Quel rôle joue la culture dans l’évangélisation?

17 Juin 2019, 17:23pm

Publié par Henri Bacher

Comme on est convaincu que l’évangile s’adresse à tout homme ou femme de la planète, de toutes races et de toutes cultures, on oublie très souvent que le message chrétien doit passer plusieurs obstacles et adaptations pour être compris.

Le comportement d’une culture
Le premier et le plus grand obstacle, c’est celui de la culture.
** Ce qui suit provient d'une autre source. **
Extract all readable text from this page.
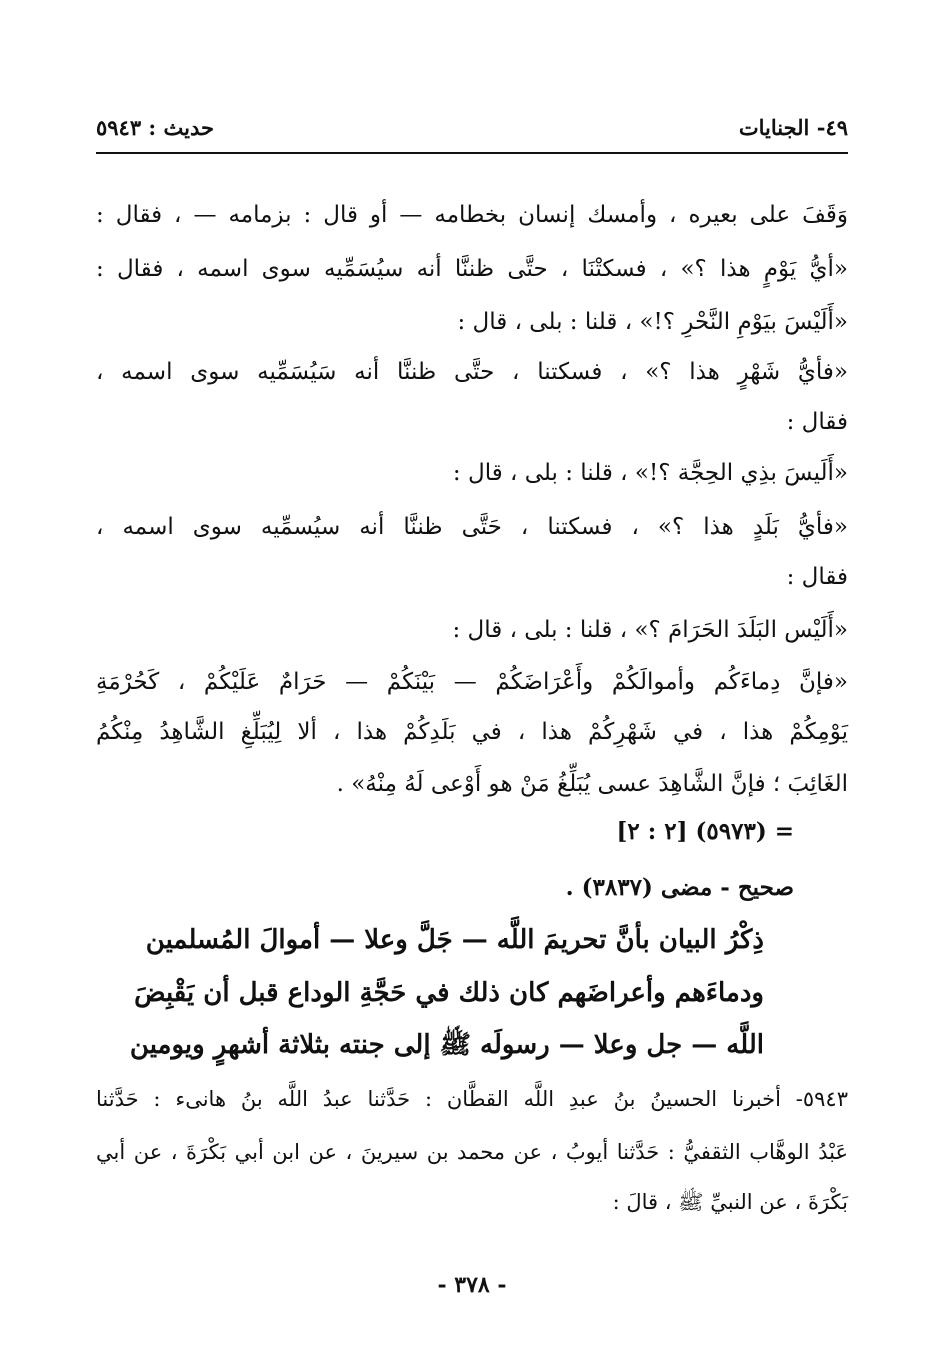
٤٩- الجنايات
حديث : ٥٩٤٣
وَقَفَ على بعيره ، وأمسك إنسان بخطامه — أو قال : بزمامه — ، فقال :
«أيُّ يَوْمٍ هذا ؟» ، فسكتْنَا ، حتَّى ظننَّا أنه سيُسَمِّيه سوى اسمه ، فقال :
«أَلَيْسَ بيَوْمِ النَّحْرِ ؟!» ، قلنا : بلى ، قال :
«فأيُّ شَهْرٍ هذا ؟» ، فسكتنا ، حتَّى ظننَّا أنه سَيُسَمِّيه سوى اسمه ،
فقال :
«أَلَيسَ بذِي الحِجَّة ؟!» ، قلنا : بلى ، قال :
«فأيُّ بَلَدٍ هذا ؟» ، فسكتنا ، حَتَّى ظننَّا أنه سيُسمِّيه سوى اسمه ،
فقال :
«أَلَيْس البَلَدَ الحَرَامَ ؟» ، قلنا : بلى ، قال :
«فإنَّ دِماءَكُم وأموالَكُمْ وأَعْرَاضَكُمْ — بَيْنَكُمْ — حَرَامٌ عَلَيْكُمْ ، كَحُرْمَةِ
يَوْمِكُمْ هذا ، في شَهْرِكُمْ هذا ، في بَلَدِكُمْ هذا ، ألا لِيُبَلِّغِ الشَّاهِدُ مِنْكُمُ
الغَائِبَ ؛ فإنَّ الشَّاهِدَ عسى يُبَلِّغُ مَنْ هو أَوْعى لَهُ مِنْهُ» .
= (٥٩٧٣) [٢ : ٢]
صحيح - مضى (٣٨٣٧) .
ذِكْرُ البيان بأنَّ تحريمَ اللَّه — جَلَّ وعلا — أموالَ المُسلمين
ودماءَهم وأعراضَهم كان ذلك في حَجَّةِ الوداع قبل أن يَقْبِضَ
اللَّه — جل وعلا — رسولَه ﷺ إلى جنته بثلاثة أشهرٍ ويومين
٥٩٤٣- أخبرنا الحسينُ بنُ عبدِ اللَّه القطَّان : حَدَّثنا عبدُ اللَّه بنُ هانىء : حَدَّثنا
عَبْدُ الوهَّاب الثقفيُّ : حَدَّثنا أيوبُ ، عن محمد بن سيرينَ ، عن ابن أبي بَكْرَةَ ، عن أبي
بَكْرَةَ ، عن النبيِّ ﷺ ، قالَ :
- ٣٧٨ -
On l’a compris pour la question des langues et la Bible a été traduite dans une multitude de langues.

Mais la culture c’est plus qu’une langue.

C’est de l’histoire, des comportements, l’organisation d’une société, des croyances, de l’ethnicité, de la musique, de la cuisine et bien d’autres éléments.

Quel rôle joue la culture dans l’évangélisation?

Pour voir comment se comporte une culture dans l’évangélisation, on pourrait imaginer des africains, qui seraient partis de leur continent, au premier siècle de notre ère, pour répandre l’évangile en Europe.

Nous chanterions encore aujourd’hui au son du tam tam et nous danserions au culte.

Nos colloques d’églises ressembleraient à des palabres et se tiendraient sous un arbre spécialement planté devant l’église. Notre costume, pour aller au culte, donnerait  la prééminence au pagne.

On transmettrait l’évangile par des griots, des conteurs.

C’est à peine une caricature, si on pense que les missionnaires blancs en Afrique ont introduit les chants européens, l’harmonium, le costume des blancs pour aller au culte, l’enseignement scolaire, etc… Heureusement que les cultures africaines commencent à avoir aussi leur place dans nos cultes.

Ceci pour montrer que l’évangile est toujours lié à une culture et la culture, y compris la nôtre a toujours deux faces. Une face négative et une face positive. Dans chaque culture il y a le bien et le mal. La culture judéo-chrétienne européenne a laissé tuer des millions de personnes au travers de deux guerres mondiales, alors que la majorité des gens étaient catéchisés.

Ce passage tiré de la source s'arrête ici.